Open Information Extraction
Problem
Most existing Information Extraction (IE) systems use supervised learning on relation specific data. Relations are predetermined and this constrain limits most of existing IE systems to be domain specific. Open Information Extraction does not predetermine relations. The goal of an Open IE system is to scale to the diversity and size of huge data such as the Web given little or even no training data.
- Input: text corpus
- Output: set of relation in the triple form <arg1, relation, arg2>
History
Open IE has a relatively short history. The first scalable Open IE system, TextRunner (Banko_et_al_IJCAI_2007), was proposed in 2007 by Oren Etzioni's group in University of Washington. Afterward, there are a few follow up studies proposed by the same group to improve the system. Recently, Tom Mitchell's group in Carnegie Mellon University proposed another Open IE system, NELL (Carlson et al., AAAI 2010).
State of the Art
Two systems were proposed in early 2010: WOE (Wu_and_Weld_ACL2010) and NELL. WOE was developed based on TextRunner. The system extract training data from Wikipedia pages and train two extractors with two different sets of features: i) a simple classifier using dependency paths features, and ii) a CRF with same features as in TextRunner. The first extractor is 30 times slower than the second extractor, and the improvement of second extractor over the original TextRunner was mainly due to the training data extracted from Wikipedia pages.

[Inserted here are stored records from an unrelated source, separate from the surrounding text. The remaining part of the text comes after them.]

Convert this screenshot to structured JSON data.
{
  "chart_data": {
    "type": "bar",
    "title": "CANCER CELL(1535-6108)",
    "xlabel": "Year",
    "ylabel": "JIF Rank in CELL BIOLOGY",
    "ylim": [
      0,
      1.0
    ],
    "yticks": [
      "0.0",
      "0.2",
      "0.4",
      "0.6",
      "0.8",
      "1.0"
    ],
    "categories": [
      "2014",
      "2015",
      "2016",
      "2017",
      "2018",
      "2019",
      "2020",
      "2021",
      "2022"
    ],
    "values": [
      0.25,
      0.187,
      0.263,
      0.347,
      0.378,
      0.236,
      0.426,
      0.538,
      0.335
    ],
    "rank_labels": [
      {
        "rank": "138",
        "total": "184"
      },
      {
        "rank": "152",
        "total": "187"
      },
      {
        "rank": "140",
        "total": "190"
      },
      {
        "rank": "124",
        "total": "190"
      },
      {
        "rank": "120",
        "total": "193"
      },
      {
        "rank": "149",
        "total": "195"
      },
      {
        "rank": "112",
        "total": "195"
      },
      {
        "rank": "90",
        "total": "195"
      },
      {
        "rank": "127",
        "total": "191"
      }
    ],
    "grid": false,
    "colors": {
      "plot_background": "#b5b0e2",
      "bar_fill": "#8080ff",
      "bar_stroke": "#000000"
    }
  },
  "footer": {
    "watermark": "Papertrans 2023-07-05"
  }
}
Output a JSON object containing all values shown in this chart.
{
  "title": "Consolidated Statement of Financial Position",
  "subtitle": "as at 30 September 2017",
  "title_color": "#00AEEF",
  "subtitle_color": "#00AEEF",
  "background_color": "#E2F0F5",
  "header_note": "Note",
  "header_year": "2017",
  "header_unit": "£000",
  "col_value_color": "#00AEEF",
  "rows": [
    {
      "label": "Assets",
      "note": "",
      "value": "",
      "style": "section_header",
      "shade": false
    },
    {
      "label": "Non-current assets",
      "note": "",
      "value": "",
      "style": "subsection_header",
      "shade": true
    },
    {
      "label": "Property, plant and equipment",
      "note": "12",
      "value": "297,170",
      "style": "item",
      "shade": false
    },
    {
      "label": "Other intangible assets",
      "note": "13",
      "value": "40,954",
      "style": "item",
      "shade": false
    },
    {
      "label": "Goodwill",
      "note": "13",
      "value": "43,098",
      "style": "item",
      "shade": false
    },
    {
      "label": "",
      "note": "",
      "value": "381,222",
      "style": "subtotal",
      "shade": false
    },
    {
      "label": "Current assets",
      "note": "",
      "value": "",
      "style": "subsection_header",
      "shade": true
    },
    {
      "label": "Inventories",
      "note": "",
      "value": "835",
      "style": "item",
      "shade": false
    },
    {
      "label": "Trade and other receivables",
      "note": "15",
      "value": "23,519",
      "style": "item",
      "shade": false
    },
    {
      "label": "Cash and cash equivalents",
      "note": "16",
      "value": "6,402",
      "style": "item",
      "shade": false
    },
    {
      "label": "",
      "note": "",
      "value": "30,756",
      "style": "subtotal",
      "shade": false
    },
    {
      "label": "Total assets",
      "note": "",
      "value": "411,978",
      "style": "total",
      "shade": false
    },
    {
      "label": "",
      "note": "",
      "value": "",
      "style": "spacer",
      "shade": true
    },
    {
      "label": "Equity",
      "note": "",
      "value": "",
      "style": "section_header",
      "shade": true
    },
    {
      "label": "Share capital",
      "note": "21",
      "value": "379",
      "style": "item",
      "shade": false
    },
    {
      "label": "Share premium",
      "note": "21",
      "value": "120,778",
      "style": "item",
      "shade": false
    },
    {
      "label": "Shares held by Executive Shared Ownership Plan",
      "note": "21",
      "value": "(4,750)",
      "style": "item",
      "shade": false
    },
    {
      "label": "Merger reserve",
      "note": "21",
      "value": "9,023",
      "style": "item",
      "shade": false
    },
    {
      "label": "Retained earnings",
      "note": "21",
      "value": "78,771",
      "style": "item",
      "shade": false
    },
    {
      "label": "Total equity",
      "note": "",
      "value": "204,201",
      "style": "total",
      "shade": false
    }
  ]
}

NELL is another state of the art system. The system uses a Expectation Maximization like framework which starts with a handful number of training samples for each relations. In the expectation step, beliefs receive some assignment with the knowledge base, and in the maximization step learners use the updated knowledge bases to find new beliefs. The key idea of NELL is the coupled learning framework which learns multiple functions at the same time. This way, data will be less likely to get noisier.